Votre pièce Château hippie, était-ce une façon de montrer au public français ce qui s’est passé ?

« Oui ! Je pense vraiment qu’on a des leçons à tirer de cette révolution et d’une personnalité comme celle de Václav Havel. On n’a vraiment pas d’équivalent en France en ce moment… »

La pièce s’articule autour de deux personnages antinomiques, Jana, qui fait partie de l’équipe de Václav Havel au Château, et Gustav, un employé de la police secrète. Qu’est-ce qui les anime ?

Photo: Barbora Kmentová
« Jana est née de toutes les rencontres que j’ai pu faire à l’époque, ces étudiants qui étaient impliqués dans la Révolution de velours. Je me souviens qu’à l’époque on avait visité le Musée Gottwald à la gloire du communisme. On voulait voir ça, c’était tellement étrange pour nous. Les étudiants tchèques étaient étonnés qu’on veuille le voir. Finalement ils ont transformé la visite en mascarade en mettant des petits papiers partout. En même temps, les gens du musée étaient très sérieux, nous surveillaient… La légèreté des étudiants, leur conviction que tout allait changer, m’impressionnait. Surtout par contraste avec la lourdeur de la traversée de la frontière, le stress qui allait de pair, les miradors partout. Quelques années plus tard, j’ai lu des interviews d’anciens dignitaires du Parti communiste qui parlaient des dissidents comme de voyous, comme les désignait autrefois la presse de propagande, comme si tout cela n’était qu’une parenthèse et que tout allait rentrer dans l’ordre. J’ai été fascinée par le fait qu’ils soient ainsi restés dans leur logique, tant de temps après. C’est pour cela que j’ai eu envie d’écrire ce texte qui est devenu une pièce pour la scène. »
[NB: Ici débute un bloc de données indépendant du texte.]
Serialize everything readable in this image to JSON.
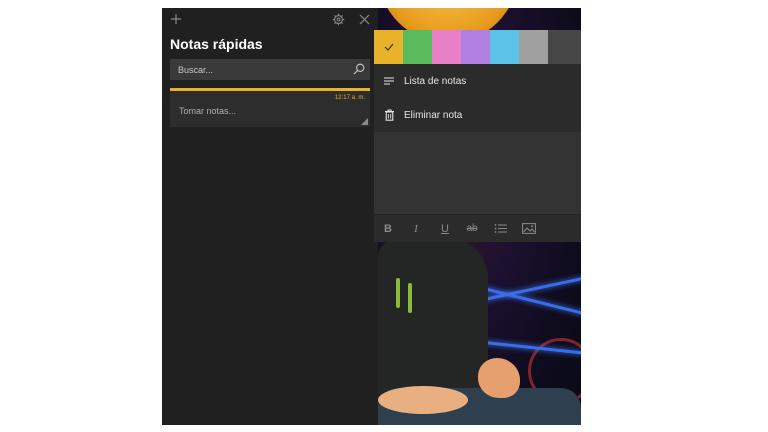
{
  "notes_panel": {
    "title": "Notas rápidas",
    "search": {
      "placeholder": "Buscar..."
    },
    "notes": [
      {
        "time": "12:17 a. m.",
        "text": "Tomar notas...",
        "color": "#e8b32a"
      }
    ],
    "icons": {
      "add": "plus-icon",
      "settings": "gear-icon",
      "close": "close-icon",
      "search": "search-icon"
    }
  },
  "note_window": {
    "colors": [
      {
        "name": "yellow",
        "hex": "#e8b32a",
        "selected": true
      },
      {
        "name": "green",
        "hex": "#5bba5b"
      },
      {
        "name": "pink",
        "hex": "#e97fc6"
      },
      {
        "name": "purple",
        "hex": "#b07fe0"
      },
      {
        "name": "blue",
        "hex": "#5cc2e8"
      },
      {
        "name": "gray",
        "hex": "#a0a0a0"
      },
      {
        "name": "charcoal",
        "hex": "#474747"
      }
    ],
    "menu": [
      {
        "label": "Lista de notas",
        "icon": "list-icon"
      },
      {
        "label": "Eliminar nota",
        "icon": "trash-icon"
      }
    ],
    "toolbar": {
      "bold": "B",
      "italic": "I",
      "underline": "U",
      "strikethrough": "ab",
      "icons": [
        "bold-icon",
        "italic-icon",
        "underline-icon",
        "strikethrough-icon",
        "bullet-list-icon",
        "image-icon"
      ]
    }
  }
}
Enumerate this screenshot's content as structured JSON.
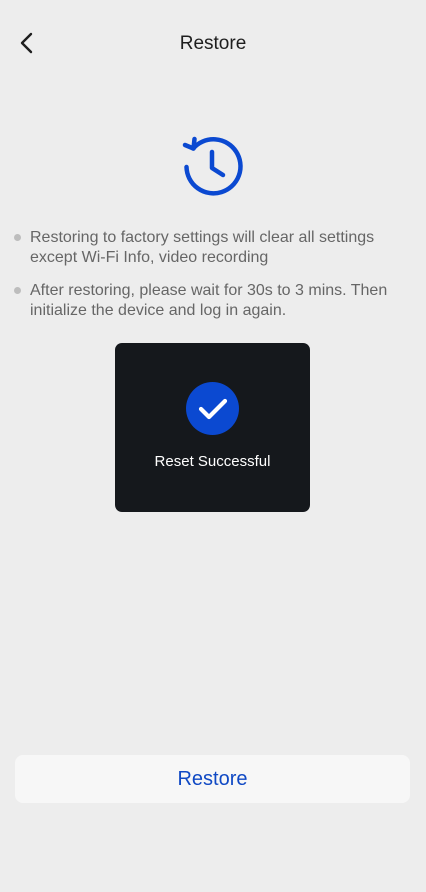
{
  "header": {
    "title": "Restore",
    "back_icon": "chevron-left-icon"
  },
  "hero": {
    "icon": "history-icon",
    "icon_color": "#0B49D1"
  },
  "notes": [
    {
      "text": "Restoring to factory settings will clear all settings except Wi-Fi Info, video recording"
    },
    {
      "text": "After restoring, please wait for 30s to 3 mins. Then initialize the device and log in again."
    }
  ],
  "toast": {
    "icon": "check-circle-icon",
    "message": "Reset Successful"
  },
  "footer": {
    "restore_label": "Restore",
    "accent_color": "#1049C4"
  }
}
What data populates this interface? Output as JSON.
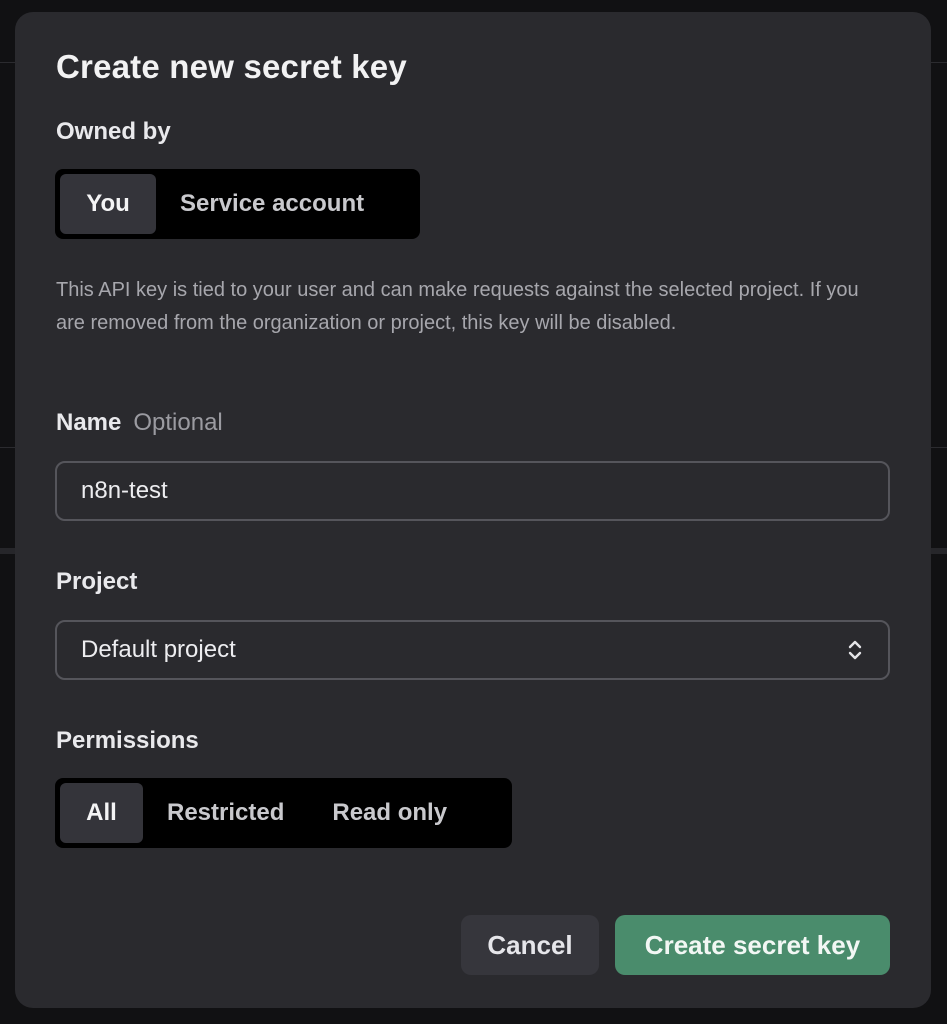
{
  "dialog": {
    "title": "Create new secret key"
  },
  "owned_by": {
    "label": "Owned by",
    "options": [
      "You",
      "Service account"
    ],
    "selected": "You"
  },
  "description": "This API key is tied to your user and can make requests against the selected project. If you are removed from the organization or project, this key will be disabled.",
  "name_field": {
    "label": "Name",
    "optional_label": "Optional",
    "value": "n8n-test"
  },
  "project_field": {
    "label": "Project",
    "selected": "Default project",
    "icon": "chevron-up-down-icon"
  },
  "permissions": {
    "label": "Permissions",
    "options": [
      "All",
      "Restricted",
      "Read only"
    ],
    "selected": "All"
  },
  "actions": {
    "cancel_label": "Cancel",
    "create_label": "Create secret key"
  },
  "colors": {
    "modal_bg": "#2a2a2e",
    "segment_bg": "#000000",
    "segment_active": "#34343a",
    "primary_button": "#4a8c6c",
    "secondary_button": "#36363c"
  }
}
Quels sont les échos du public français à cette pièce ?

« Les gens découvrent tout. Aujourd’hui encore, 25 ans après, à ma grande surprise, ils sont toujours dans la découverte. Mais c’est une découverte positive. En général, Václav Havel, ça parle quand même aux gens. Mais sinon, ils connaissent en général le fait qu’il soit devenu président, mais pas ses écrits, ni son passé de dissident.

Qu’est-ce qui vous a fascinée dans cette époque-là ? Etait-ce cette démocratie qui se créait devant vous ?

« C’est cette démocratie en marche, la proximité du pouvoir avec un peuple. Ce sont des rapports qui ne sont pas du tout les mêmes en France, parce qu’on est un plus grand pays, on a ce côté ‘décorum’ très fort. Ce qui était intéressant, c’était cette nouvelle équipe au pouvoir qui avait une expérience totalement différente de celle des politiques en France, c’étaient des gens qui avaient vécu la prison, avaient été chassés de leur travail etc. Cette expérience différente faisait qu’ils avaient un regard différent sur le pouvoir. Ils avaient un recul intéressant sur l’exercice du pouvoir et ses limites. Cela pouvait donner naissance à une autre forme de pouvoir et de société. »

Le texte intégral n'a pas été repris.